THematic Indexing of Spoken Language
BBC News Retrieval Demonstrator
- The BBC news retrieval demonstrator contains over 1000 hours of BBC radio and TV news and current affairs material collected over a period of two years.
- The recording, decoding and indexing procedure is fully automatic.
- The demonstrator is installed on the BBC intranet and is currently being evaluated by the BBC Information & Archives department. Initial feedback has been encouraging and is being incorporated in an enhanced system.
- Recordings of BBC radio and TV news shows have been made over the last two years covering 3 hours of news output per day. The archive contains over 1000 hours of material, and this is increasing at 5 hours per day after extending coverage to current affairs programmes.
- The recorded material is decoded into text using the Abbot large vocabulary continuous speech recognition system. Decoding is performed in real time on a daily basis. The text files produced by Abbot are then fed to the thislIR indexing and retrieval system.
- The text files produced by Abbot for each news broadcast are segmented automatically into a set of documents.
- Each document in the archive is then indexed by the thislIR information retrieval system. The new index is then ready for access by users.
- The index created by thislIR has been incorporated in a web-style interface (see below).
- Top Panel: the user enters a text query about some news item of interest (a prototype spoken query interface has also been produced). The user also has the option of filtering out dates and programmes before submitting the query to thislIR.
- Middle panel: during retrieval thislIR works in a similar way to a web search engine, and produces a list of the news clips which scored highest in response to the query. Information about the programme containing the clip, its duration and transmission date are also provided.
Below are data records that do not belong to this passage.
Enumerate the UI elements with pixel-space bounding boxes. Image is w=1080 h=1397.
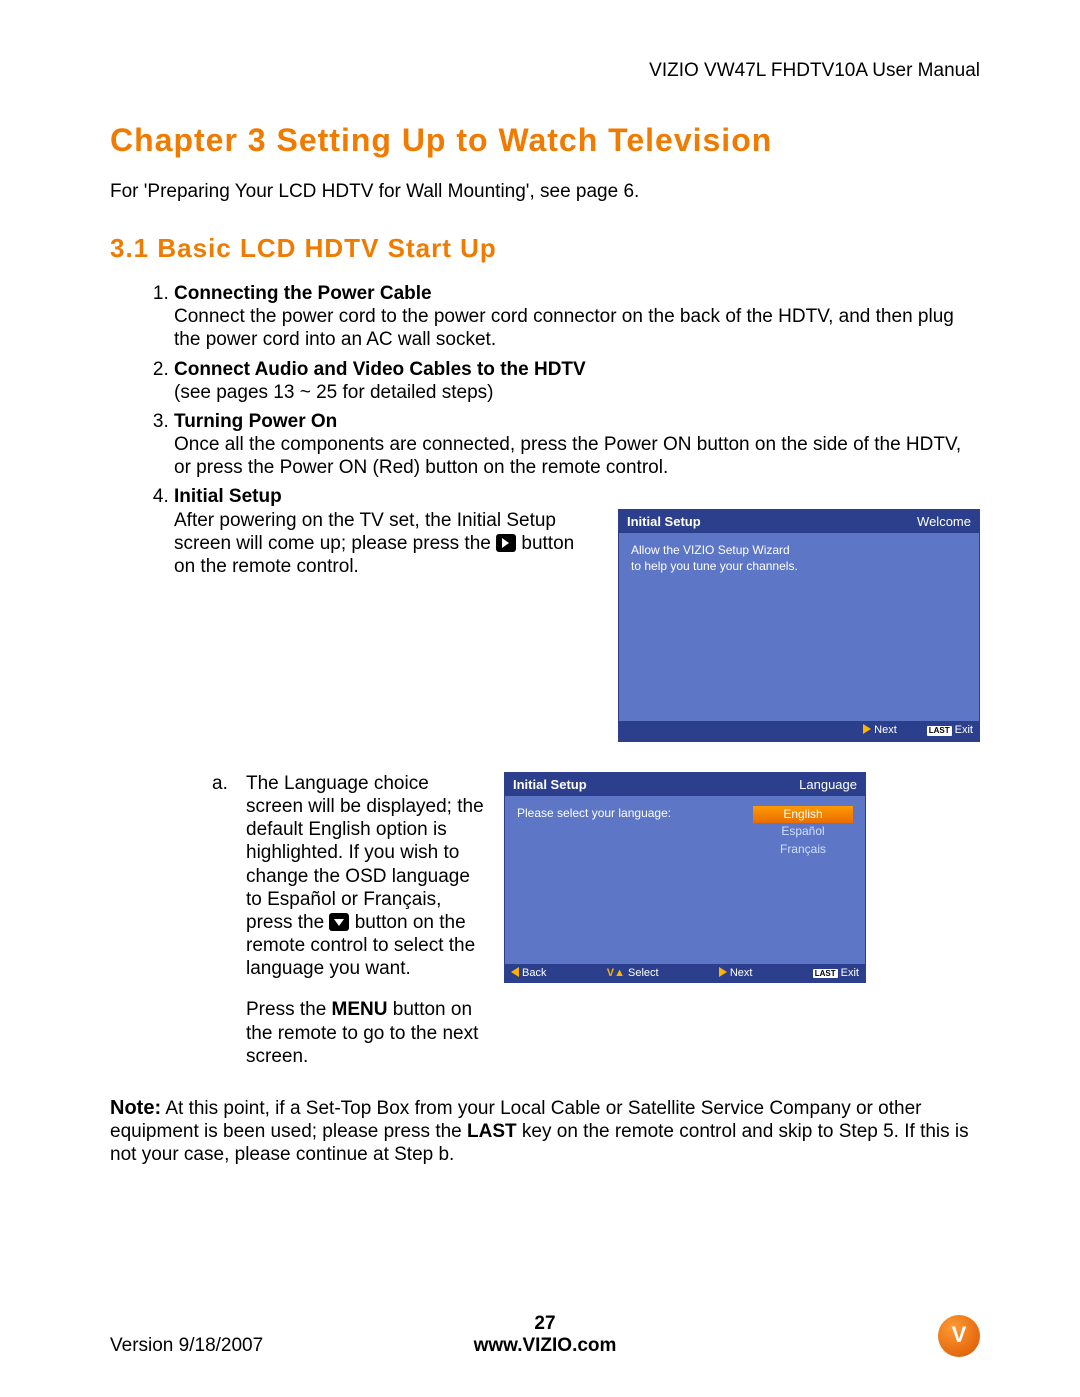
osd-language-title: Initial Setup — [513, 777, 587, 792]
down-arrow-icon — [329, 913, 349, 931]
step-2-title: Connect Audio and Video Cables to the HD… — [174, 359, 586, 380]
substep-a-label: a. — [212, 772, 228, 795]
osd-next-button[interactable]: Next — [863, 724, 897, 737]
osd-language-header: Initial Setup Language — [505, 773, 865, 796]
step-1-title: Connecting the Power Cable — [174, 283, 432, 304]
osd-exit-button[interactable]: LASTExit — [927, 724, 973, 737]
select-icon: V▲ — [607, 967, 625, 979]
step-3-title: Turning Power On — [174, 411, 337, 432]
osd-next-label-2: Next — [730, 967, 753, 979]
step-1: Connecting the Power Cable Connect the p… — [174, 282, 980, 352]
language-option-francais[interactable]: Français — [753, 841, 853, 859]
substep-a-p2a: Press the — [246, 999, 332, 1020]
osd-next-label: Next — [874, 724, 897, 736]
osd-exit-label-2: Exit — [841, 967, 859, 979]
last-key-label: LAST — [467, 1121, 517, 1142]
substep-a-p1a: The Language choice screen will be displ… — [246, 773, 484, 933]
note-paragraph: Note: At this point, if a Set-Top Box fr… — [110, 1096, 980, 1167]
step-2-body: (see pages 13 ~ 25 for detailed steps) — [174, 382, 494, 403]
osd-select-label: Select — [628, 967, 659, 979]
step-3: Turning Power On Once all the components… — [174, 410, 980, 480]
menu-key-label: MENU — [332, 999, 388, 1020]
osd-back-label: Back — [522, 967, 546, 979]
section-title: 3.1 Basic LCD HDTV Start Up — [110, 233, 980, 264]
language-option-english[interactable]: English — [753, 806, 853, 824]
last-badge-icon-2: LAST — [813, 969, 838, 978]
back-icon — [511, 967, 519, 977]
osd-welcome-title: Initial Setup — [627, 514, 701, 530]
osd-exit-label: Exit — [955, 724, 973, 736]
osd-back-button[interactable]: Back — [511, 967, 546, 979]
vizio-logo-icon — [938, 1315, 980, 1357]
osd-language-body: Please select your language: English Esp… — [505, 796, 865, 964]
note-label: Note: — [110, 1097, 161, 1119]
step-3-body: Once all the components are connected, p… — [174, 434, 961, 478]
osd-welcome-screen: Initial Setup Welcome Allow the VIZIO Se… — [618, 509, 980, 742]
osd-language-right: Language — [799, 777, 857, 792]
last-badge-icon: LAST — [927, 726, 952, 736]
osd-language-options: English Español Français — [753, 806, 853, 956]
osd-language-footer: Back V▲Select Next LASTExit — [505, 964, 865, 982]
osd-welcome-line2: to help you tune your channels. — [631, 559, 967, 575]
osd-language-screen: Initial Setup Language Please select you… — [504, 772, 866, 983]
footer-page: 27 — [534, 1313, 555, 1334]
language-option-espanol[interactable]: Español — [753, 823, 853, 841]
osd-welcome-right: Welcome — [917, 514, 971, 530]
page-footer: Version 9/18/2007 27 www.VIZIO.com — [110, 1315, 980, 1357]
play-icon-2 — [719, 967, 727, 977]
manual-page: VIZIO VW47L FHDTV10A User Manual Chapter… — [0, 0, 1080, 1397]
osd-language-prompt: Please select your language: — [517, 806, 743, 956]
footer-center: 27 www.VIZIO.com — [110, 1313, 980, 1357]
chapter-title: Chapter 3 Setting Up to Watch Television — [110, 122, 980, 159]
osd-welcome-line1: Allow the VIZIO Setup Wizard — [631, 543, 967, 559]
play-right-icon — [496, 534, 516, 552]
substep-a-row: a. The Language choice screen will be di… — [110, 772, 980, 1068]
step-1-body: Connect the power cord to the power cord… — [174, 306, 954, 350]
osd-welcome-header: Initial Setup Welcome — [619, 510, 979, 534]
osd-welcome-footer: Next LASTExit — [619, 721, 979, 740]
osd-exit-button-2[interactable]: LASTExit — [813, 967, 859, 979]
osd-next-button-2[interactable]: Next — [719, 967, 753, 979]
step-4-title: Initial Setup — [174, 486, 282, 507]
osd-select-button[interactable]: V▲Select — [607, 967, 659, 979]
play-icon — [863, 724, 871, 734]
step-4: Initial Setup After powering on the TV s… — [174, 485, 980, 741]
step-2: Connect Audio and Video Cables to the HD… — [174, 358, 980, 404]
intro-paragraph: For 'Preparing Your LCD HDTV for Wall Mo… — [110, 181, 980, 203]
document-header: VIZIO VW47L FHDTV10A User Manual — [110, 60, 980, 82]
substep-a-text: a. The Language choice screen will be di… — [174, 772, 484, 1068]
step-4-body: After powering on the TV set, the Initia… — [174, 509, 598, 579]
footer-url: www.VIZIO.com — [474, 1335, 617, 1356]
startup-steps-list: Connecting the Power Cable Connect the p… — [110, 282, 980, 742]
osd-welcome-body: Allow the VIZIO Setup Wizard to help you… — [619, 533, 979, 721]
- Bottom panel: the user can now listen to the selected clip and view the speech recognition output - complete with errors! If the clip does not contain the required material, the user can try another clip from the list or modify the original query and start again.
- The demonstrator has generated much enthusiasm within the BBC and work on its development will continue after the end of the project.
- Versions of the demonstrator tailored towards the needs of BBC Monitoring and the BBC Natural History Unit are being developed.